A carta suprema é o 4 de Paus, chamado de Zap. Ele ocupa o topo absoluto da hierarquia e raramente é batido.
Na sequência aparece o 7 de Copas, conhecido como Copeta. Logo depois vem o Ás de Espadas, a tradicional Espadilha.
Fechando o grupo das quatro mais fortes está o 7 de Ouros, apelidado de Pica-fumo. Essas cartas, nessa ordem, superam qualquer outra do baralho.
Hierarquia geral e dinâmica no Paulista
Quando não há manilha envolvida, a força segue ordem decrescente padrão.
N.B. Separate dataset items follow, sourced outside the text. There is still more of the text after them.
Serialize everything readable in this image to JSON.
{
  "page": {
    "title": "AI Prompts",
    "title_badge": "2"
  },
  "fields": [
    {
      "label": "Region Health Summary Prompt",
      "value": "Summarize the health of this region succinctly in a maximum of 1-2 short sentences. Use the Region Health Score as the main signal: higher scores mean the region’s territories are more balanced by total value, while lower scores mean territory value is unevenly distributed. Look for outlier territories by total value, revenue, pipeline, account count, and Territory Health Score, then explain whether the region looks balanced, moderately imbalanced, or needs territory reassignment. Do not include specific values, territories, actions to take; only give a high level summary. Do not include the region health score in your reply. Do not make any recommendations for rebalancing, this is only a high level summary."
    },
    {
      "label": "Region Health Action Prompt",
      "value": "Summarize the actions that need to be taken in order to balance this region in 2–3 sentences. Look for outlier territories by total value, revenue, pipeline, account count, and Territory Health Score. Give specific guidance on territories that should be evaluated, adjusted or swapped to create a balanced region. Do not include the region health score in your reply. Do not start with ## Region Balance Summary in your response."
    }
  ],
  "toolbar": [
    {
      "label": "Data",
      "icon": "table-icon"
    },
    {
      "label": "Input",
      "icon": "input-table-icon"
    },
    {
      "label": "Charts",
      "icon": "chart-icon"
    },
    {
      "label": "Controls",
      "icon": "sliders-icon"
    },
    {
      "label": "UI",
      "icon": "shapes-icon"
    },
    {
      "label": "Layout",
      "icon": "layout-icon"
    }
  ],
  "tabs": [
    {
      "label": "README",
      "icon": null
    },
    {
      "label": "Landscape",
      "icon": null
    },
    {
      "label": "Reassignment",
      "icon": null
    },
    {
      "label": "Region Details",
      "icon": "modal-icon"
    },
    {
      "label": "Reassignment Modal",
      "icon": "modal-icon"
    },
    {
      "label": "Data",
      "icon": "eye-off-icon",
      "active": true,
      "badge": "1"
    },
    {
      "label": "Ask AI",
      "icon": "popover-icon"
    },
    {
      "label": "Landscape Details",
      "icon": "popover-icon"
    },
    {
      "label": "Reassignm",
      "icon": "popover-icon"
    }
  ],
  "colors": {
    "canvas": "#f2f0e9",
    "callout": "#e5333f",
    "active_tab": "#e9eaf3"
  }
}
O 3 lidera, seguido por 2, Ás, Rei, Valete e Dama.
Depois aparecem 7, 6, 5 e, por fim, o 4 como a mais fraca. Essa estrutura vale sempre que nenhuma das cartas especiais entra em jogo.
Já no Truco Paulista, o cenário muda a cada rodada. A carta “vira” define qual será a manilha da vez.
Se a vira for um 5, por exemplo, todas as cartas 6 tornam-se manilhas. Entre elas, a ordem de força dos naipes segue Paus, Copas, Espadas e Ouros.
Em caso de confronto entre manilhas de mesmo valor, o desempate ocorre pelo naipe. Assim, compreender essa hierarquia é decisivo para blefar, pedir truco e sair vencedor.